Her husband was killed in action, dying of wounds sustained on a raid on an Italian petrol dump in the Western Desert in December 1942. Shortly afterwards, the Queen offered her an appointment as a Lady-in-Waiting and a house in Windsor for herself and two sons.
After the war, she found it difficult to settle down, and travelled to Italy with her children, driving across a war torn Europe with them in a battered Bedford tilly van. Later they recalled her as an impossibly beautiful mother visiting at prep school, and turning heads. But in 1949 she met her future second husband, thereafter to embark on a very different sort of life.

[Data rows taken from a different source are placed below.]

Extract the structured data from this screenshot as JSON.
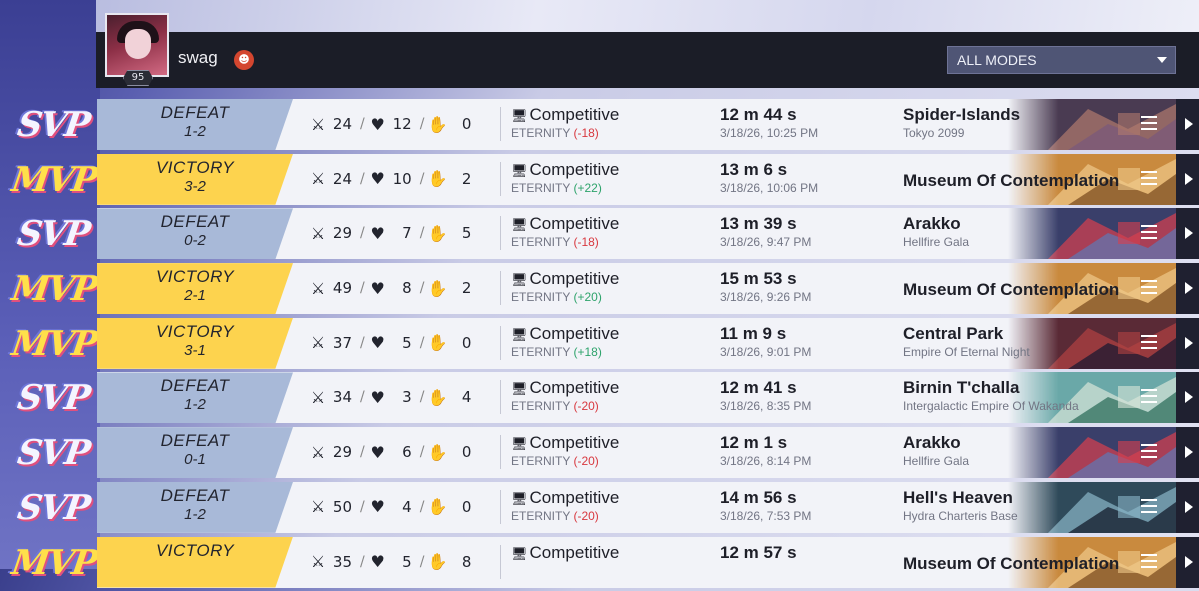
{
  "profile": {
    "username": "swag",
    "level": "95"
  },
  "filter": {
    "selected": "ALL MODES"
  },
  "icons": {
    "kills": "crossed-swords-icon",
    "deaths": "broken-heart-icon",
    "assists": "helping-hand-icon",
    "mode": "monitor-icon",
    "menu": "menu-icon",
    "play": "play-icon"
  },
  "colors": {
    "defeat": "#a8b9d8",
    "victory": "#fdd34e",
    "elo_loss": "#d8383f",
    "elo_gain": "#2ea36b"
  },
  "matches": [
    {
      "honor": "SVP",
      "result": "DEFEAT",
      "score": "1-2",
      "kills": "24",
      "deaths": "12",
      "assists": "0",
      "mode": "Competitive",
      "elo_label": "ETERNITY",
      "elo_change": "(-18)",
      "duration": "12 m 44 s",
      "datetime": "3/18/26, 10:25 PM",
      "map": "Spider-Islands",
      "map_sub": "Tokyo 2099"
    },
    {
      "honor": "MVP",
      "result": "VICTORY",
      "score": "3-2",
      "kills": "24",
      "deaths": "10",
      "assists": "2",
      "mode": "Competitive",
      "elo_label": "ETERNITY",
      "elo_change": "(+22)",
      "duration": "13 m 6 s",
      "datetime": "3/18/26, 10:06 PM",
      "map": "Museum Of Contemplation",
      "map_sub": ""
    },
    {
      "honor": "SVP",
      "result": "DEFEAT",
      "score": "0-2",
      "kills": "29",
      "deaths": "7",
      "assists": "5",
      "mode": "Competitive",
      "elo_label": "ETERNITY",
      "elo_change": "(-18)",
      "duration": "13 m 39 s",
      "datetime": "3/18/26, 9:47 PM",
      "map": "Arakko",
      "map_sub": "Hellfire Gala"
    },
    {
      "honor": "MVP",
      "result": "VICTORY",
      "score": "2-1",
      "kills": "49",
      "deaths": "8",
      "assists": "2",
      "mode": "Competitive",
      "elo_label": "ETERNITY",
      "elo_change": "(+20)",
      "duration": "15 m 53 s",
      "datetime": "3/18/26, 9:26 PM",
      "map": "Museum Of Contemplation",
      "map_sub": ""
    },
    {
      "honor": "MVP",
      "result": "VICTORY",
      "score": "3-1",
      "kills": "37",
      "deaths": "5",
      "assists": "0",
      "mode": "Competitive",
      "elo_label": "ETERNITY",
      "elo_change": "(+18)",
      "duration": "11 m 9 s",
      "datetime": "3/18/26, 9:01 PM",
      "map": "Central Park",
      "map_sub": "Empire Of Eternal Night"
    },
    {
      "honor": "SVP",
      "result": "DEFEAT",
      "score": "1-2",
      "kills": "34",
      "deaths": "3",
      "assists": "4",
      "mode": "Competitive",
      "elo_label": "ETERNITY",
      "elo_change": "(-20)",
      "duration": "12 m 41 s",
      "datetime": "3/18/26, 8:35 PM",
      "map": "Birnin T'challa",
      "map_sub": "Intergalactic Empire Of Wakanda"
    },
    {
      "honor": "SVP",
      "result": "DEFEAT",
      "score": "0-1",
      "kills": "29",
      "deaths": "6",
      "assists": "0",
      "mode": "Competitive",
      "elo_label": "ETERNITY",
      "elo_change": "(-20)",
      "duration": "12 m 1 s",
      "datetime": "3/18/26, 8:14 PM",
      "map": "Arakko",
      "map_sub": "Hellfire Gala"
    },
    {
      "honor": "SVP",
      "result": "DEFEAT",
      "score": "1-2",
      "kills": "50",
      "deaths": "4",
      "assists": "0",
      "mode": "Competitive",
      "elo_label": "ETERNITY",
      "elo_change": "(-20)",
      "duration": "14 m 56 s",
      "datetime": "3/18/26, 7:53 PM",
      "map": "Hell's Heaven",
      "map_sub": "Hydra Charteris Base"
    },
    {
      "honor": "MVP",
      "result": "VICTORY",
      "score": "",
      "kills": "35",
      "deaths": "5",
      "assists": "8",
      "mode": "Competitive",
      "elo_label": "",
      "elo_change": "",
      "duration": "12 m 57 s",
      "datetime": "",
      "map": "Museum Of Contemplation",
      "map_sub": ""
    }
  ]
}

Ultimately she and he sold their property in Ireland, living first in Wales until they moved into the Country House Association Pyt House near Tisbury, and then to a flat in the village.
She is survived by her second husband, whom she married in 1952, and by the two sons of her first marriage, the elder of whom is the present Earl of Gowrie.
Pamela Cooper, worker for the cause of refugees, was born on October 24, 1910. She died on July 13, 2006, aged 95.